Lompat ke konten Lompat ke sidebar Lompat ke footer

Berkeluh Kesah (Galau) dan Kikir Sumber Kehancuran


Berkeluh Kesah (Galau) dan Kikir Sumber Kehancuran

SuaraDarussalam - BERKELUH KESAH (galau) dan kikir merupakan sumber kehancuran bagi umat Islam, oleh sebab itu umat Islam diharapkan agar tidak berkeluh kesah dan berlaku kikir. Hal ini disampaikan Ustaz Zul Anshary, Lc, Direktur Dayah Baitul Arqam Sibreh, Aceh Besar saat menyampaikan materi pengajian rutin yang diselenggarakan oleh Kaukus Wartawan Peduli Syari’at Islam (KWPSI) di Rumoh Aceh Luwak, Banda Aceh, Kamis malam (1/1/2013).
 
Zul Anshary
Dalam pengajian yang membedah Tafsir Surat Al-Ma’arij ini, Zul Anshary menjelaskan banyak kerugian yang akan menimpa seorang muslim jika berkeluh kesah. Sebab, berkeluh kesah akan membuka berbagai pintu kerusakan. 

Orang yang suka berkeluh kesah itu melihat cobaan kecil yang dia hadapi seperti bencana besar bagi dia, padahal orang lain juga merasakannya.

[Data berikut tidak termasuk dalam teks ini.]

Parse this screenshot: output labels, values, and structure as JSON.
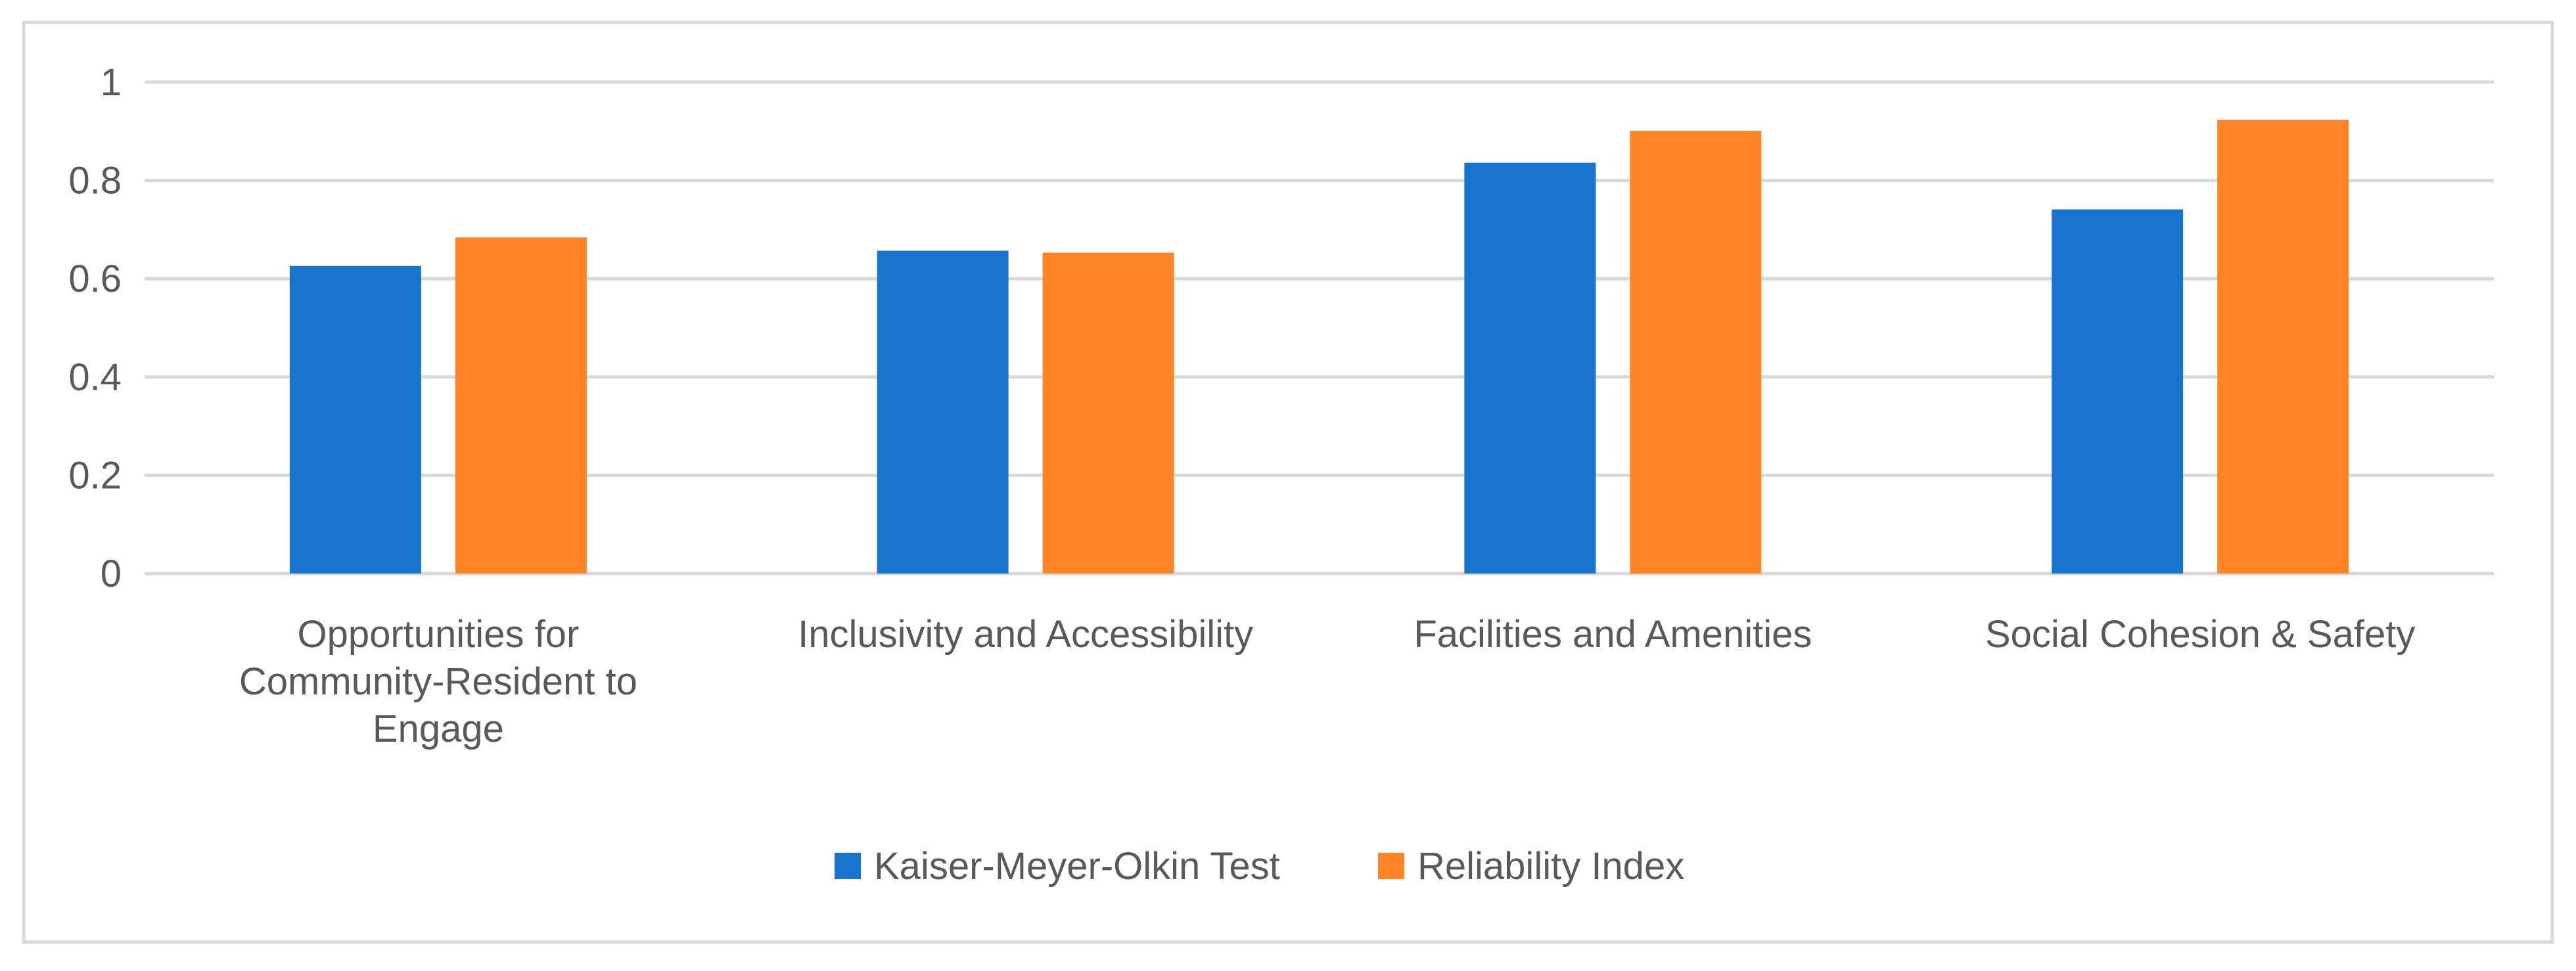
{
  "chart_data": {
    "type": "bar",
    "title": "",
    "xlabel": "",
    "ylabel": "",
    "ylim": [
      0,
      1
    ],
    "yticks": [
      0,
      0.2,
      0.4,
      0.6,
      0.8,
      1
    ],
    "ytick_labels": [
      "0",
      "0.2",
      "0.4",
      "0.6",
      "0.8",
      "1"
    ],
    "grid": true,
    "legend_position": "bottom",
    "categories": [
      [
        "Opportunities for",
        "Community-Resident to",
        "Engage"
      ],
      [
        "Inclusivity and Accessibility"
      ],
      [
        "Facilities and Amenities"
      ],
      [
        "Social Cohesion & Safety"
      ]
    ],
    "series": [
      {
        "name": "Kaiser-Meyer-Olkin Test",
        "color": "#1874CD",
        "values": [
          0.626,
          0.657,
          0.836,
          0.741
        ]
      },
      {
        "name": "Reliability Index",
        "color": "#FF8426",
        "values": [
          0.684,
          0.653,
          0.901,
          0.923
        ]
      }
    ],
    "colors": {
      "gridline": "#D9D9D9",
      "axis_text": "#595959",
      "border": "#D9D9D9"
    }
  }
}
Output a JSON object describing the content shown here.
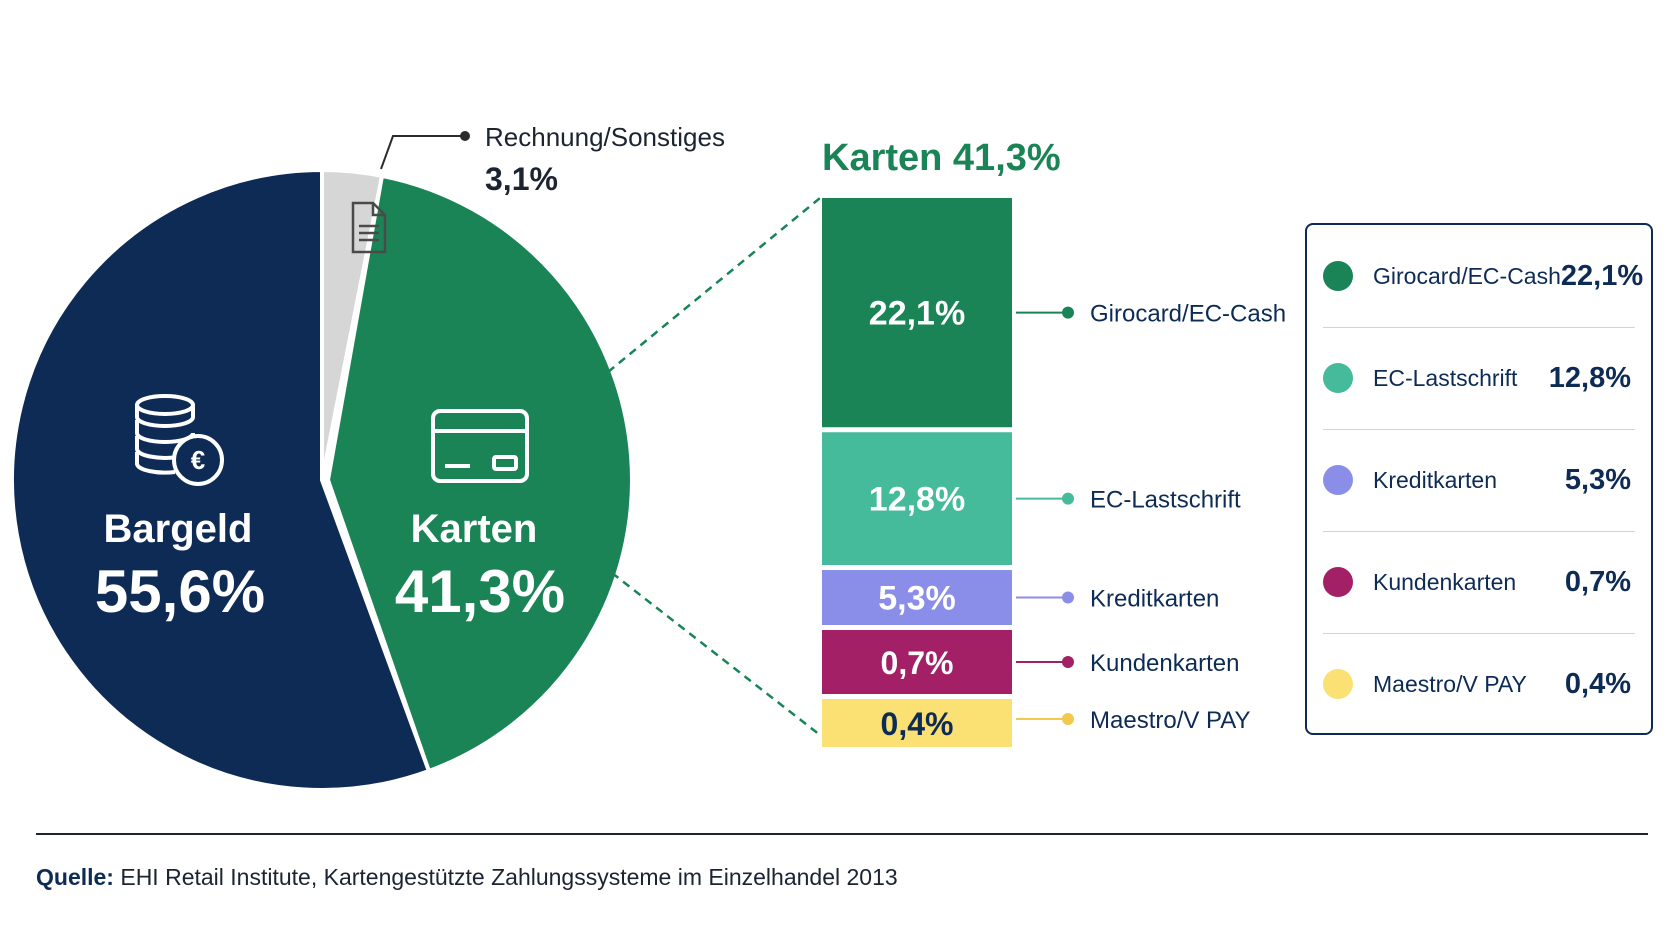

Keluh kesah tidak jarang juga bisa menyisakan persoalan yang terkadang tidak berujung. Memunculkan berbagai macam kesalahan-kesalahan yang tiada henti.

“Seorang muslim itu seharusnya sabar atas cobaan yang dihadapi sambil mencari jalan keluarnya berdasarkan jalan-jalan atau solusi yang diberikan oleh agama Islam”, ujar Zul Anshary yang merupakan alumnus jurusan Filsafat Universitas Al-Azhar Mesir ini.

Menurut Zul Anshary, banyak kekhawatiran-kekhawatiran yang membuat hidup manusia tidak tenang. Bahkan menyesatkan dan sampai pada perbuatan nekat yang merugikan orang lain. Memang berkeluh kesah adalah sifatnya seorang manusia, namun sifat ini jangan diperlihara disebabkan begitu banyak kerusakan yang akan muncul oleh sebab memelihara sifat keluah kesah. 

“Keluh kesah dan kikir itu pertanda seorang manusia tidak bisa bersyukur atas begitu banyak nikmat yang diberikan Allah Swt kepadanya ”, kata Zul Anshary lagi.

Dalam pengajian yang dihadiri oleh para wartawan yang tergabung dalam KWPSI serta para simpatisan ini, Zul Anshary yang mengutip ayat-ayat dalam Alquran Surat Al-Ma’arij ini juga menjelaskan ciri-ciri orang atau amal yang bisa membuat seorang Muslim tidak mudah dihinggapi penyakit keluh kesah, yaitu orang-orang yang mengerjakan shalat dan tetap mengerjakan shalatnya (konsisten), orang-orang yang menginfakkan hartanya kepada orang miskin dan peminta-minta dan yang tidak meminta-minta, orang-orang yang mempercayai hari kiamat, orang-orang yang takut terhadap azab Tuhannya, orang-orang yang memelihara kemaluannya kecuali terhadap isteri-isteri mereka, orang-orang yang memelihara amanat-amanat (yang dipikulnya) dan janjinya, orang-orang yang memberikan kesaksiannya, dan orang-orang yang memelihara shalatnya.

“Orang-orang seperti ini akan kekal dalam surga serta akan dimuliakan oleh Allah Swt”, kata Zul Anshary menafsirkan.

Surat Al-Ma’arij terdiri atas 44 ayat dan termasuk golongan surat-surat Makkiyyah. Secara umum, surat ini menjelaskan. Perkataan “Al-Ma’aarij” yang menjadi nama bagi surat ini adalah kata jamak dari “Mi’raj”, diambil dari perkataan Al-Ma’aarij yang terdapat pada ayat 3, yang artinya menurut bahasa tempat naik. Para ulama tafsir memberi berbagai definisi tentang ini, di antaranya ialah langit, nikmat karunia dan derajat atau tingkatan yang diberikan Allah Swt kepada ahli surga (tz).